Herkesin umudunu kestiği bir ülkede kurtuluşa giden yolu açanlardan, kaç kişi olduğuna bakmaksızın en önce doğruya ve haklılığa olan güvenin gücünden, yüzyıllarca cahil bırakılıp sömürülmüş Anadolu halkında yeni bir ülkenin kurtuluşunu gören iyimserlik ve inançtan, yani 30 Ağustos’la nihayete eren o büyük mücadeleden ilham almaya devam ediyoruz.
Cumhuriyet’e giden yolu açan 30 Ağustos zaferinin üzerinden neredeyse bir asır geçti.
Yoksul Anadolu halkı ve onun elde avuçta ne varsa vererek ayağa kaldırdığı ordusu, başta Mustafa Kemal Atatürk olmak üzere kararlı bir önderlik sayesinde topraklarını emperyalist işgalden kurtarmış, köhnemiş Osmanlı’nın küllerinden yeni bir cumhuriyet yaratmayı başarmıştır.
Anadolu’daki kurtuluş hareketinin kazanımları, emperyalist sistemin ezilen halkları için güçlü bir moral etki yaratmış, emperyalizmin yenilmez olmadığı hissini güçlendirmiştir. Sovyet sosyalizminin emperyalist hegemonların karşısına çıkışının doğrudan katkısıyla gerçekleşen çağdaş Türkiye’nin kuruluşu, emperyalizmin açık barbarlık ve kolonyalizm dönemini eskisi kadar rahat sürdüremeyeceğini ona hissettiren işaretlerden birisi olmuştur. Sovyetler Birliği’nin tartışılmaz etkisiyle bağımsızlıkçı ulusal hareketler moral ve güç kazanırken, genç Türkiye de bu tabloda anlam kazanmıştır.
Biz bir asır sonra;
Herkesin umudunu kestiği bir ülkede kurtuluşa giden yolu açanlardan,
Kaç kişi olduğuna bakmaksızın en önce doğruya ve haklılığa olan güvenin gücünden,
Yüzyıllarca cahil bırakılıp sömürülmüş Anadolu halkında yeni bir ülkenin kurtuluşunu gören iyimserlik ve inançtan,
Yani 30 Ağustos’la nihayete eren o büyük mücadeleden ilham almaya devam ediyoruz.
Ama gerçeklere de gözlerimizi kapatmıyoruz. Harekete geçirmeyen boş nutukların, çağını ve dönemini anlamaktan uzak nostaljik özlemlerin kimseye bir faydası olmadığını biliyoruz.

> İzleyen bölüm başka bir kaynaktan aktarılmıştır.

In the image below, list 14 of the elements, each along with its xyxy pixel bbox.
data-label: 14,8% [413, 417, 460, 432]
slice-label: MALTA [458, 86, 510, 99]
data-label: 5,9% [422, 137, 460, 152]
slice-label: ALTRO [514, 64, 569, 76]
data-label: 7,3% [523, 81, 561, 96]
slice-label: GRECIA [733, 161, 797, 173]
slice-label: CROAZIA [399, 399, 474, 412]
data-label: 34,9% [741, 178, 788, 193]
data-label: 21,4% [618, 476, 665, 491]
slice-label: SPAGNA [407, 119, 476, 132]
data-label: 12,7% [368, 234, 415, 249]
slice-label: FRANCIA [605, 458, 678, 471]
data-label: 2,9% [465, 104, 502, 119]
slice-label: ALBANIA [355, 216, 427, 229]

Kuruluşunda büyük bir meşruiyet ve haklılık olan Türkiye Cumhuriyeti’nin ilerici ve ilham verici döneminin, yerini kısa süre sonra emperyalizmle uzlaşmaya bırakmasının uzun ve sancılı bir ölümden başka bir anlam taşımadığını bugün çok daha açık görüyoruz.

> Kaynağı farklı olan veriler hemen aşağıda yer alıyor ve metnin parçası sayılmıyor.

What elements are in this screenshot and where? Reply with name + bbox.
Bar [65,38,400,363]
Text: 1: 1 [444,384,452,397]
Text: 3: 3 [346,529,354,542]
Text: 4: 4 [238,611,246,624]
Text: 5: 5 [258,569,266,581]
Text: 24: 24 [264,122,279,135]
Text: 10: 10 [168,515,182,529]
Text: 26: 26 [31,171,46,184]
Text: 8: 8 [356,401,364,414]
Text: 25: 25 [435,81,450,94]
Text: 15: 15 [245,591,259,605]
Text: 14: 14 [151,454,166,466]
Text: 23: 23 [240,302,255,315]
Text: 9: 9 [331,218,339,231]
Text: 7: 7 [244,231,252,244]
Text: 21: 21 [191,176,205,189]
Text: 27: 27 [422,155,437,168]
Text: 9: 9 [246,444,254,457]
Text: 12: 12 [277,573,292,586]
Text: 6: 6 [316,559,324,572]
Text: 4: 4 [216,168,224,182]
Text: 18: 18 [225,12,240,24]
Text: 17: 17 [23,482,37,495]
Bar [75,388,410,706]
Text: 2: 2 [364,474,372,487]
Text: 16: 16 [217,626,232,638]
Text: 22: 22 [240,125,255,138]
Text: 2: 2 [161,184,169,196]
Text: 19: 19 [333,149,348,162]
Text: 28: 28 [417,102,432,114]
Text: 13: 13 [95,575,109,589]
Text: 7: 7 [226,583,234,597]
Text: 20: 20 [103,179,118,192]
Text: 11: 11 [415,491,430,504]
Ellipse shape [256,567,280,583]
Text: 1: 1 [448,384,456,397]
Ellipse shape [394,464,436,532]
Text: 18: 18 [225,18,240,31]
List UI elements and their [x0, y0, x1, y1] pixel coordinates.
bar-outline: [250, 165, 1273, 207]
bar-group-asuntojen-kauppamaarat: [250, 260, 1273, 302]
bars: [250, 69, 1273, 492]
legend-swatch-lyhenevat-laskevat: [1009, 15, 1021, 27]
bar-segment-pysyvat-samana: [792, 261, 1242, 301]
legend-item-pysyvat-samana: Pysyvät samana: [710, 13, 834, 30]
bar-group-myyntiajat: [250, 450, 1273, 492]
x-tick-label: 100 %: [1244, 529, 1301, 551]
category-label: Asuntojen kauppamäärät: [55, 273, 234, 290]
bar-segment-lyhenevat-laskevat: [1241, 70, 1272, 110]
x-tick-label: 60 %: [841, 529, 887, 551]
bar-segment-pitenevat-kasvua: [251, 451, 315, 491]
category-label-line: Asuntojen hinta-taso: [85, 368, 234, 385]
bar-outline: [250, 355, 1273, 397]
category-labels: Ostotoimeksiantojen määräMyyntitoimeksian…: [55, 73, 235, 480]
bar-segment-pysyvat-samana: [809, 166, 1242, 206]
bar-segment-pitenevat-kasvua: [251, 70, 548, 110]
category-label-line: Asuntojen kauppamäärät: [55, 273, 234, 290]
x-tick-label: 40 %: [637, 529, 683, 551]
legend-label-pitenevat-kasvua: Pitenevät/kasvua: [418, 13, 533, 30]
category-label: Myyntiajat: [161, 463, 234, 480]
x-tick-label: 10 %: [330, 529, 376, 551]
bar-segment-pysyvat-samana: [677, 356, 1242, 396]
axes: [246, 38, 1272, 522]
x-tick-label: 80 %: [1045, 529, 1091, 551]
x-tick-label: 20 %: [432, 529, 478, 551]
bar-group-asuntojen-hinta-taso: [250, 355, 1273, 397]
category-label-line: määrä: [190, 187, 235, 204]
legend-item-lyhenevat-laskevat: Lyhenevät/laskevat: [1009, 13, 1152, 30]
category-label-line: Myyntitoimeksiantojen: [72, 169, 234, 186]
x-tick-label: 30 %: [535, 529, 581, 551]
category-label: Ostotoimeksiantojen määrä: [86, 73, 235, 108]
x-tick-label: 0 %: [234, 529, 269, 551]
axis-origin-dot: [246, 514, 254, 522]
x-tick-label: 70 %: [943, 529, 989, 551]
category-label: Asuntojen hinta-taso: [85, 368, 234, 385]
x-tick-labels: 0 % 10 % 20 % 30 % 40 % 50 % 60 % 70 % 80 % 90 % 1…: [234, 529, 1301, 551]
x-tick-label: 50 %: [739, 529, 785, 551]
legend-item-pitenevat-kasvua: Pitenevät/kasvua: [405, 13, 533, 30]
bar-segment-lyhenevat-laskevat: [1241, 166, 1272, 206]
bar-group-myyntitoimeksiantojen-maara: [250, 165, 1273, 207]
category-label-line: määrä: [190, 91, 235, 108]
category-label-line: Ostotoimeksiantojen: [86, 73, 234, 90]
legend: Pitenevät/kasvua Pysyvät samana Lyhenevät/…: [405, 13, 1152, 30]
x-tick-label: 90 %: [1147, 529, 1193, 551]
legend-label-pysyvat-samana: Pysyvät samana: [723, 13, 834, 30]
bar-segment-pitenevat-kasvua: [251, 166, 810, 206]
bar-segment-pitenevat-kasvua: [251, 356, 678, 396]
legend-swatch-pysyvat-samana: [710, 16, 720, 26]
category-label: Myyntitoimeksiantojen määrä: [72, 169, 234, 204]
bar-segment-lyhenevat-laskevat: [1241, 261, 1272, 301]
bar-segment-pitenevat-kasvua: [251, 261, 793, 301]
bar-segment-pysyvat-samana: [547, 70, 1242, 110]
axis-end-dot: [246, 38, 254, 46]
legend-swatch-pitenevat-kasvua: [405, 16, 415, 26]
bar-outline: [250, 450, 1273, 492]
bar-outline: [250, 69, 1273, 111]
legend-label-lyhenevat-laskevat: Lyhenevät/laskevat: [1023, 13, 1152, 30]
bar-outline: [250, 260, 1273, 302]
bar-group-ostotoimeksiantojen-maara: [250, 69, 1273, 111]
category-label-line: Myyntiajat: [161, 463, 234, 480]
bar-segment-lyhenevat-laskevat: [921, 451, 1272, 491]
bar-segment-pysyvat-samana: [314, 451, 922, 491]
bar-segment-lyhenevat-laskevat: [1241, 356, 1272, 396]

Savaş alanlarında, cephelerde ölümüne bir mücadeleyle kazanılan bu bağımsızlık mücadelesinin sonra nasıl kaybedildiğini de biliyoruz.
Patronların, sermaye sahiplerinin halkın yarattığı değerlere nasıl çöreklendiğini, ihanet içindeki siyasetçilerin kendi koltuklarını korumak için ülkenin bağımsızlığını emperyalistlere nasıl peşkeş çektiğini biliyoruz.

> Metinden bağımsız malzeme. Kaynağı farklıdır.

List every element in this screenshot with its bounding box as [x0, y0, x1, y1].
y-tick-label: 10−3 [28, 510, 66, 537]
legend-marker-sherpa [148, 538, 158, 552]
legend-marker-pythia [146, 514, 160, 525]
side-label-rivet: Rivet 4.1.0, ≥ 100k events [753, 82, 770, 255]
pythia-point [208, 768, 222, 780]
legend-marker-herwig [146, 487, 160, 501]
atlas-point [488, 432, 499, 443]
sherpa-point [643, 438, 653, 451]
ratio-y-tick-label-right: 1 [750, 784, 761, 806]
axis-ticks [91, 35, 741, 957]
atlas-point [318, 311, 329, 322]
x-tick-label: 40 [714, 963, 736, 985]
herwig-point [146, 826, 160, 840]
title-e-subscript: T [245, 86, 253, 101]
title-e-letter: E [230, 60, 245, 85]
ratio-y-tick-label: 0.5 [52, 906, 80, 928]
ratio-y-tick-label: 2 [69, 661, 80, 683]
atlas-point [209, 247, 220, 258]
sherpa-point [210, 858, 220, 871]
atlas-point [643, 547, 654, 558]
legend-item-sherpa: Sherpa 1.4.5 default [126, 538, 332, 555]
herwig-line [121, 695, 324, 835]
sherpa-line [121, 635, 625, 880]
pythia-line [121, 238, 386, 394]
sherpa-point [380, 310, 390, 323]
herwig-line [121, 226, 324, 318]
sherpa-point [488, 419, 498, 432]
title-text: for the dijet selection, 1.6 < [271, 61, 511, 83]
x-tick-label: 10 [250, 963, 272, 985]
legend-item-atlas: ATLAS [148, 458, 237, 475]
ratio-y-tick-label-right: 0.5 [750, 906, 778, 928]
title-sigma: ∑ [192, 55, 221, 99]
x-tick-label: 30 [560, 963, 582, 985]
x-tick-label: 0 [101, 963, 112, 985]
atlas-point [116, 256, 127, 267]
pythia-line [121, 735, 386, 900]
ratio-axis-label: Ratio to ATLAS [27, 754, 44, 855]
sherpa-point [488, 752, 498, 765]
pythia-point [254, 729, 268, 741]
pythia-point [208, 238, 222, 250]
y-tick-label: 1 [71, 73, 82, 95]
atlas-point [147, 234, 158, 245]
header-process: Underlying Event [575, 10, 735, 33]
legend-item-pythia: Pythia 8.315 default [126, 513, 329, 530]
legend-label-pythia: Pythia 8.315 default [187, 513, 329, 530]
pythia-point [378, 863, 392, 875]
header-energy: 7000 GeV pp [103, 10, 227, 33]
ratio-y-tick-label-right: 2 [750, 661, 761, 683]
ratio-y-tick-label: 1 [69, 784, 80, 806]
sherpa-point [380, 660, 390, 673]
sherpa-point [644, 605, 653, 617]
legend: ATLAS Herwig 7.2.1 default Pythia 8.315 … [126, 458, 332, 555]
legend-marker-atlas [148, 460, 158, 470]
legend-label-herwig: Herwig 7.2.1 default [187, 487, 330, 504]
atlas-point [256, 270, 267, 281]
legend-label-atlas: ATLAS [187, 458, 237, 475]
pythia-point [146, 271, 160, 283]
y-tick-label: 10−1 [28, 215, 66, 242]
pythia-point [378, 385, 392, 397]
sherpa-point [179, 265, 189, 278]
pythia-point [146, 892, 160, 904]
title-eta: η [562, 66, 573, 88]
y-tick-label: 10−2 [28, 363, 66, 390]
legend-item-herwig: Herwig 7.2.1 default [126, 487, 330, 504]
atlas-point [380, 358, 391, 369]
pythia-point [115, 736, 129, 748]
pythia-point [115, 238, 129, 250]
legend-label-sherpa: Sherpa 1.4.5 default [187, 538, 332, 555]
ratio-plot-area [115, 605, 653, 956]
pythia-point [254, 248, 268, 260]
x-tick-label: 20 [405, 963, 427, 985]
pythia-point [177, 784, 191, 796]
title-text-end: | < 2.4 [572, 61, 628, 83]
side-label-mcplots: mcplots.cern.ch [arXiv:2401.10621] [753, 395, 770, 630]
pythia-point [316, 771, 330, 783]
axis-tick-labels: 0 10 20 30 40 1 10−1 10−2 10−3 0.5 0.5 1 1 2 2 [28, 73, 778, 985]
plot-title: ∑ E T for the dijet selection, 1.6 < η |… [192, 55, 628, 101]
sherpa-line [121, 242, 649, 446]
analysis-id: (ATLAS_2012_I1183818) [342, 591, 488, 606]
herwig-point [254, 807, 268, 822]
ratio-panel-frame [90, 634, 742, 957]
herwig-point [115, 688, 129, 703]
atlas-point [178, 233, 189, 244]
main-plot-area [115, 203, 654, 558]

Cumhuriyet bir asır sonra SEKA’yı koruyamadığı, TÜPRAŞ’a, TELEKOM’a, bunları yaratan işçilerine sahip çıkamadığı için kaybetti.
Ordusunu NATO’nun hizmetine verdiği, ülkenin sadece sınır hattında değil, tüm ülke sathında savunulması gerektiğini anlamadığı için kaybetti.
Cumhuriyet kaybetti, patronlar kazandı. Bu denklem çok açık şekilde görülmeden bir adım yol alınamaz. Türkiye sermaye sınıfı yıllar içinde güçlenir, kasalarını doldururken ülkenin için düştüğü durum tesadüf değildir. Türkiye gericilik-sermaye-emperyalizm kıskacında bitirildi.
O halde yapılması gereken bellidir… Emperyalizmle de, onun işbirlikçisi sermaye sınıfıyla da kavgamız bitmedi. Bu ülkenin emekçilerine de, Türkiye’nin yeniden zafer bayramları yaşayacağına da inancımız tam.